The Weight of Sunlight
The bear of a man leaned against the palm tree, his chest heaving. Forty-five years old and running from nothing, running toward everything. The divorce papers were signed last week—a vitamin deficiency of the soul, his therapist had called it, though Elena had just called it emotional abandonment.
Mark wiped sweat from his forehead with the back of his hand. The padel court shimmered in the midday heat, his new padel racket propped against the fence. He'd taken up the sport on a whim, something his ex-wife had always called 'a poor man's tennis.' Now it was his rebellion, his declaration that he could start over, could become someone who played padel and took vitamins and ran along the beach at dawn.

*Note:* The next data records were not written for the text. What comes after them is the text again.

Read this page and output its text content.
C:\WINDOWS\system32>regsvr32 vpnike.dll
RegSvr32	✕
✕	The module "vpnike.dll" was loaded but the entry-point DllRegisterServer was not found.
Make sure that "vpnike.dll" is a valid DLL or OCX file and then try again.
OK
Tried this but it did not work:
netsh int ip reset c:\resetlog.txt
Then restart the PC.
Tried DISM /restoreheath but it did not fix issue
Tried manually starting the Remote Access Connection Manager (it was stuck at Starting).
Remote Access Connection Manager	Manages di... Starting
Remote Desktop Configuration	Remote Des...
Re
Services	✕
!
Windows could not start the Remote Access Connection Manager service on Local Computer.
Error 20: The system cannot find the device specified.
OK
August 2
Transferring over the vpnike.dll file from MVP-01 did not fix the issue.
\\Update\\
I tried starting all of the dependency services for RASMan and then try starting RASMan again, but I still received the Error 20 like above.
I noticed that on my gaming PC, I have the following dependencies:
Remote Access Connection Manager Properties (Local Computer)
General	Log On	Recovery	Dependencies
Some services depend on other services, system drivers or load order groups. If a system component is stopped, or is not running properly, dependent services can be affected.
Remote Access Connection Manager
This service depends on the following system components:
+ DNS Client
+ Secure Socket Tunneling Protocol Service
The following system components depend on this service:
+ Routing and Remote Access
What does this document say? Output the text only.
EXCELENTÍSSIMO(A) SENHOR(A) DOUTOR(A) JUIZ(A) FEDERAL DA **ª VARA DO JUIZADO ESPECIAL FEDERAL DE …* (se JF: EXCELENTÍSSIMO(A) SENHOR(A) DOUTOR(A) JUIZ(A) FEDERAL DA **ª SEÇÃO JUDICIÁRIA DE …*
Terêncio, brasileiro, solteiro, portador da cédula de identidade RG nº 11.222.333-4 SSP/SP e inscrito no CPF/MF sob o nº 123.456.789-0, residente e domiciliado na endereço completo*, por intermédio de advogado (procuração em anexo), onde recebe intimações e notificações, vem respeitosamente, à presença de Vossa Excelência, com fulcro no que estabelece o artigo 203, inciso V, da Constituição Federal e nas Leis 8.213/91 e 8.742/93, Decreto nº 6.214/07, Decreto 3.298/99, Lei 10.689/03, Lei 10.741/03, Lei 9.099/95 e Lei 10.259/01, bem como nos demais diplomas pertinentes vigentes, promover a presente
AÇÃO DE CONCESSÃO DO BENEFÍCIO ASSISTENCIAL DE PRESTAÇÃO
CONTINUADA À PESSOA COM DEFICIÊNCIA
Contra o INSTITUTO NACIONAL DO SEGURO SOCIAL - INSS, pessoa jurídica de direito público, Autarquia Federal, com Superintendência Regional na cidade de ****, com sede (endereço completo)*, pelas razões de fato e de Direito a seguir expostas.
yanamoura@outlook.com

The vitamin bottle sat in his kitchen cabinet next to the smoothie maker—omega-3, vitamin D, B-complex. A daily ritual of care he'd never practiced during twenty years of marriage. He was bearing the weight of his own awakening now, and it was heavier than he'd expected.
A woman walked past the court, pausing to watch him stretch. 'First time?' she called.
'Month three,' Mark lied, though it was only week two.
'You're holding the racket wrong.' She stepped onto the court, her movements fluid, confident. 'Here.'
Her palm brushed his as she adjusted his grip. The contact sent a jolt through him—not attraction exactly, but recognition. Something about being seen, being corrected, being alive in a way that required someone else's presence.
'Thanks,' he said.
'No problem. Bear.' She gestured to his chest. 'Your shirt.'
He looked down. The bear logo from that marathon he'd never finished, back when he was still trying to be the man Elena wanted. A ghost of an ambition, worn thin.
'I'm running again,' he found himself saying. 'Not from anything. Just... running.'
She smiled. 'Me too.'
And maybe that was enough for now—the sun on his face, the strange game of padel, the vitamins waiting at home, the possibility that running toward something might feel different than running away.